Ana içeriğe atla

YOKSULLUK ORANI GERÇEKTEN DÜŞÜYOR MU?

 Tüm ülkede işsizlik ve yoksulluk, bölgeler ve iller arasında ise sosyal ve ekonomik eşitsizlik giderek artmaya devam ederken, TÜİK’in yayımladığı Gelir ve Yaşam Koşulları Araştırmasına göre gelire dayalı göreli yoksulluk oranı en düşük olan bölge/illerin sayısı artmaktadır. Peki bu durumda zenginleştiği belirtilen bu illerin birçoğunda yoksulluk nedeniyle sağlık primini ödeyemeyen vatandaş sayısı neden azalmamakta, hatta giderek artmaktadır?

TÜİK’in 12 Mayıs 2022 tarihinde yayımladığı Gelir ve Yaşam Koşulları Araştırmasında;

Gelire dayalı göreli yoksulluk oranının en yüksek olduğu bölgelerin %14,4 ile Adana, Mersin, %13,7 ile Mardin, Batman, Şırnak, Siirt, Ağrı, Kars, Iğdır ve Ardahan olduğu,
göreli yoksulluk oranı en düşük olan bölgelerin ise %2,2 ile Malatya, Elazığ, Bingöl, Tunceli, %6,5 ile Bursa, Eskişehir, Bilecik ve %7,7 ile Gaziantep, Adıyaman, Kilis olarak hesaplandığı’’ belirtilmektedir.

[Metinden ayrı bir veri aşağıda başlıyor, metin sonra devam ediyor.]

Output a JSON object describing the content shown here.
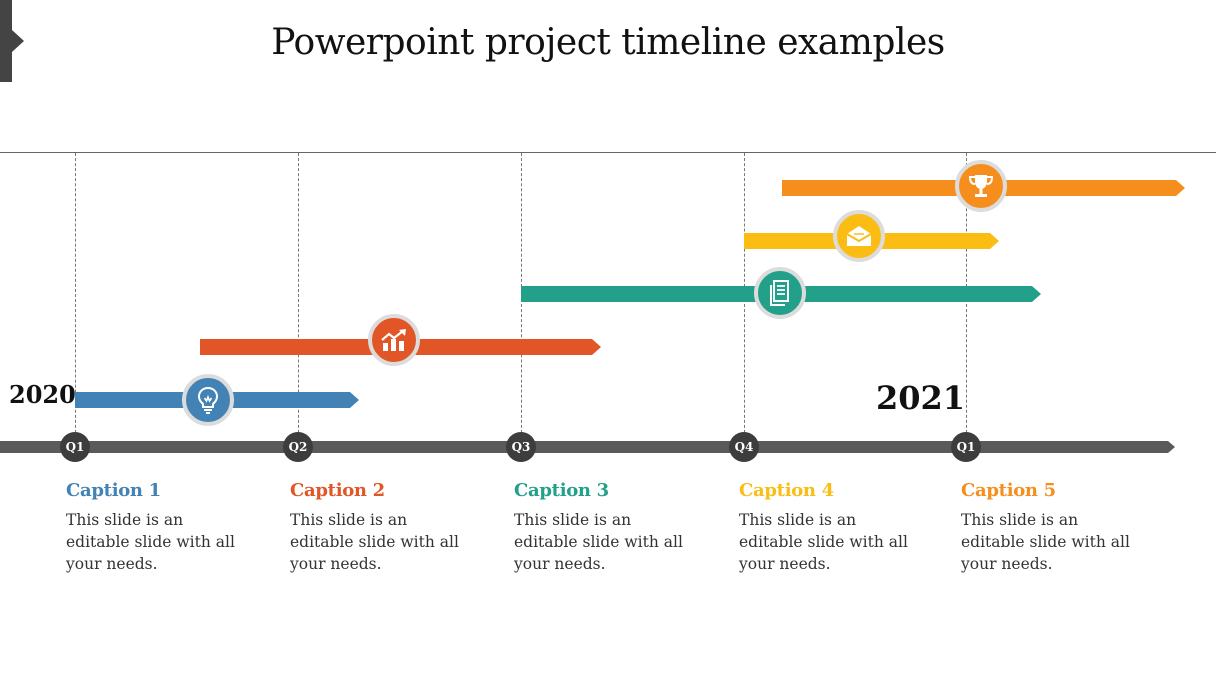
{
  "slide": {
    "title": "Powerpoint project timeline examples"
  },
  "timeline": {
    "year_start": "2020",
    "year_end": "2021",
    "quarters": [
      "Q1",
      "Q2",
      "Q3",
      "Q4",
      "Q1"
    ]
  },
  "bars": [
    {
      "color": "#4282b4",
      "icon": "lightbulb-icon"
    },
    {
      "color": "#e15526",
      "icon": "growth-chart-icon"
    },
    {
      "color": "#22a08a",
      "icon": "document-icon"
    },
    {
      "color": "#fbbd14",
      "icon": "envelope-icon"
    },
    {
      "color": "#f68e1e",
      "icon": "trophy-icon"
    }
  ],
  "captions": [
    {
      "title": "Caption 1",
      "body": "This slide is an editable slide with all your needs.",
      "color": "#4282b4"
    },
    {
      "title": "Caption 2",
      "body": "This slide is an editable slide with all your needs.",
      "color": "#e15526"
    },
    {
      "title": "Caption 3",
      "body": "This slide is an editable slide with all your needs.",
      "color": "#22a08a"
    },
    {
      "title": "Caption 4",
      "body": "This slide is an editable slide with all your needs.",
      "color": "#fbbd14"
    },
    {
      "title": "Caption 5",
      "body": "This slide is an editable slide with all your needs.",
      "color": "#f68e1e"
    }
  ]
}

TÜİK’in tanımlamalarına göre;

Yoksulluk; İnsanların temel ihtiyaçlarını karşılayamama durumudur. Dar anlamda yoksulluğu açlıktan ölme ve barınacak yeri olmama durumu olarak ifade etmekte; geniş anlamda yoksulluğu ise olanakları gıda, giyim, barınma gibi temel gereksinimleri karşılayarak yaşamlarını devam ettirmeye yettiği halde toplumun genel düzeyinin gerisinde kalmak şeklinde tanımlamaktadır. Mutlak yoksulluk ise hane halkı veya bireyin yaşamını sürdürebilecek asgari refah düzeyini yakalayamaması durumudur. Göreli yoksulluk ise bireylerin, toplumun ortalama refah düzeyinin belli bir oranın altında olması durumudur. Buna göre toplumun genel düzeyine göre belli bir sınırın altında gelir ve harcamaya sahip olan birey veya hane halkı göreli anlamda yoksul olarak tanımlanmaktadır.

Yoksullukla mücadele; Sosyal güvenliği olmayanların sağlık primi giderlerinin karşılanması…

Herhangi bir kapsamda sosyal güvencesi olmayan, çalışmayan, 18 yaşını doldurmuş ve öğrenci olmayan, aylık geliri asgari ücretin üçte birinden az olan vatandaşların genel sağlık sigortası primi devlet tarafından ödenmektedir. Ayda 150,12 lira GSS primi ödeyemeyen düşük gelirli 7,3 milyon vatandaşın sağlık primi vatandaşların ödediği vergilerden oluşan genel bütçeden karşılanmaktadır.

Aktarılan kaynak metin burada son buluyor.